The acquired product portfolio, which generated around $400m in revenue in 2023, is comprised of more than 37 product lines that are sold in 80 countries.
Also included in the agreement are six manufacturing sites, four in the US, one in Italy and one in China.
More than 300 Zoetis employees from the manufacturing, distribution and commercial side of the MFA business will transfer to Phibro Animal Health as part of the deal, which is expected to be finalized in the second half of 2024.
“We have long been familiar with the business. The transaction will bolster and diversify our revenue base,” Phibro CFO, Glenn David, said on a call with analysts yesterday.
“Our MFA segment today drives the core of our business, and the increased scale will be a critical component to meet global protein demand. Our combined revenue base will be about US$1.4bn, which provides us a more stable business with continued growth,” he added.

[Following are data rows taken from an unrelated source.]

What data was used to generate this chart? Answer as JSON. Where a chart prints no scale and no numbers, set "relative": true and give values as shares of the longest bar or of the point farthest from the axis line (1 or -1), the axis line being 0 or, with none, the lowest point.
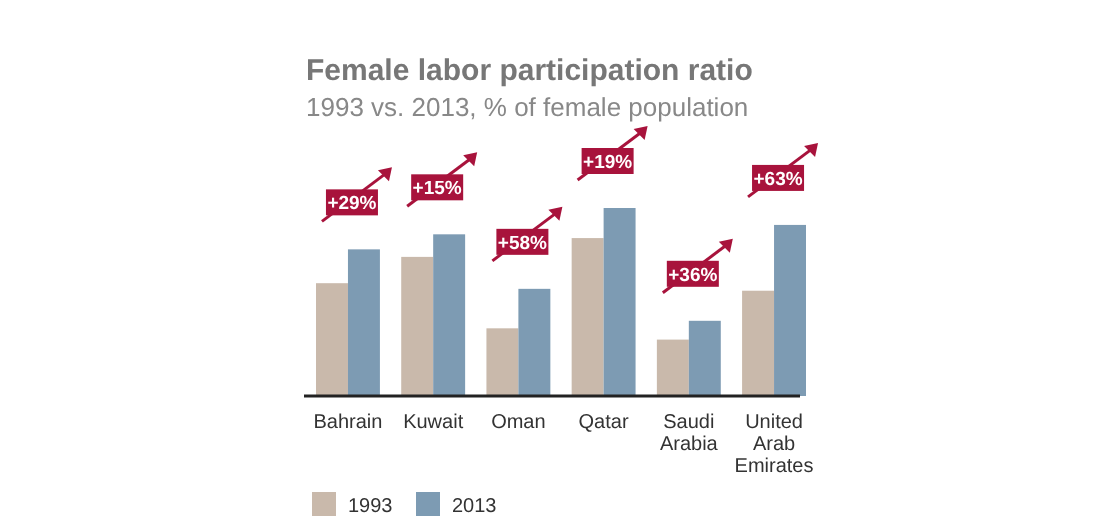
{
  "chart_data": {
    "type": "bar",
    "title": "Female labor participation ratio",
    "subtitle": "1993 vs. 2013, % of female population",
    "relative": true,
    "legend": "bottom",
    "categories": [
      "Bahrain",
      "Kuwait",
      "Oman",
      "Qatar",
      "Saudi Arabia",
      "United Arab Emirates"
    ],
    "series": [
      {
        "name": "1993",
        "color": "#c9b9ab",
        "values": [
          0.6,
          0.74,
          0.36,
          0.84,
          0.3,
          0.56
        ]
      },
      {
        "name": "2013",
        "color": "#7d9bb3",
        "values": [
          0.78,
          0.86,
          0.57,
          1,
          0.4,
          0.91
        ]
      }
    ],
    "annotations": [
      {
        "text": "+29%",
        "x": "Bahrain",
        "y": 0.78
      },
      {
        "text": "+15%",
        "x": "Kuwait",
        "y": 0.86
      },
      {
        "text": "+58%",
        "x": "Oman",
        "y": 0.57
      },
      {
        "text": "+19%",
        "x": "Qatar",
        "y": 1
      },
      {
        "text": "+36%",
        "x": "Saudi Arabia",
        "y": 0.4
      },
      {
        "text": "+63%",
        "x": "United Arab Emirates",
        "y": 0.91
      }
    ]
  }
}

Phibro’s existing MFA business is comprised of not only antimicrobials, but anticoccidials, rumen health products and anthelmintics.

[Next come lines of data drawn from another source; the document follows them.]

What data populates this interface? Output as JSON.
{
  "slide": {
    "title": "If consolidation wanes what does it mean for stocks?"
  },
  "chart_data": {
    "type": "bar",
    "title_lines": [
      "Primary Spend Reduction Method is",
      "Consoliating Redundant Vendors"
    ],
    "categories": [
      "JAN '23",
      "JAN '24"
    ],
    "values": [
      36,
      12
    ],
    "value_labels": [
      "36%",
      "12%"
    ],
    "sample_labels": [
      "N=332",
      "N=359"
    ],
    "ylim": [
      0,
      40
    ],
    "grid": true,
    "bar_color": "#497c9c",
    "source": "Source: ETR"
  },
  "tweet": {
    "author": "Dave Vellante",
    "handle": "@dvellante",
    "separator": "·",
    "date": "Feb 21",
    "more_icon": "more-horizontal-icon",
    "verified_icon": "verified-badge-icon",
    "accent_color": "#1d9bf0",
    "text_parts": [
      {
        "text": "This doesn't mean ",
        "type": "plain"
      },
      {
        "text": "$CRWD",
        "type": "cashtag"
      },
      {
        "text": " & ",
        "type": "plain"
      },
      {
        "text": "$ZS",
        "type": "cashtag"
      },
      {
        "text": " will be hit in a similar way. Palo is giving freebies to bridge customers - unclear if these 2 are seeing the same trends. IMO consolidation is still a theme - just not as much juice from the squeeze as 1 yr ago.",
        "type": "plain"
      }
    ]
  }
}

“Our animal health revenue has grown at approximately 9% and our MFA revenue has grown at around 7% this past year, well above the market growth rate,” said Larry Miller, chief operating officer (COO) at Phibro, on the conference call.
Expanded footprint in China
The deal will expand the poultry and swine components of Phibro’s MFA business and significantly boost its presence in beef cattle in North America, commented the COO.
“We will also have an expanded footprint in China, and a commercial base in the EU.”
Phibro intends to invest in the acquired brands and products to drive incremental growth, he added.
The executives also confirmed the company's nutritional specialties, companion animals and vaccine portfolios remain high growth areas.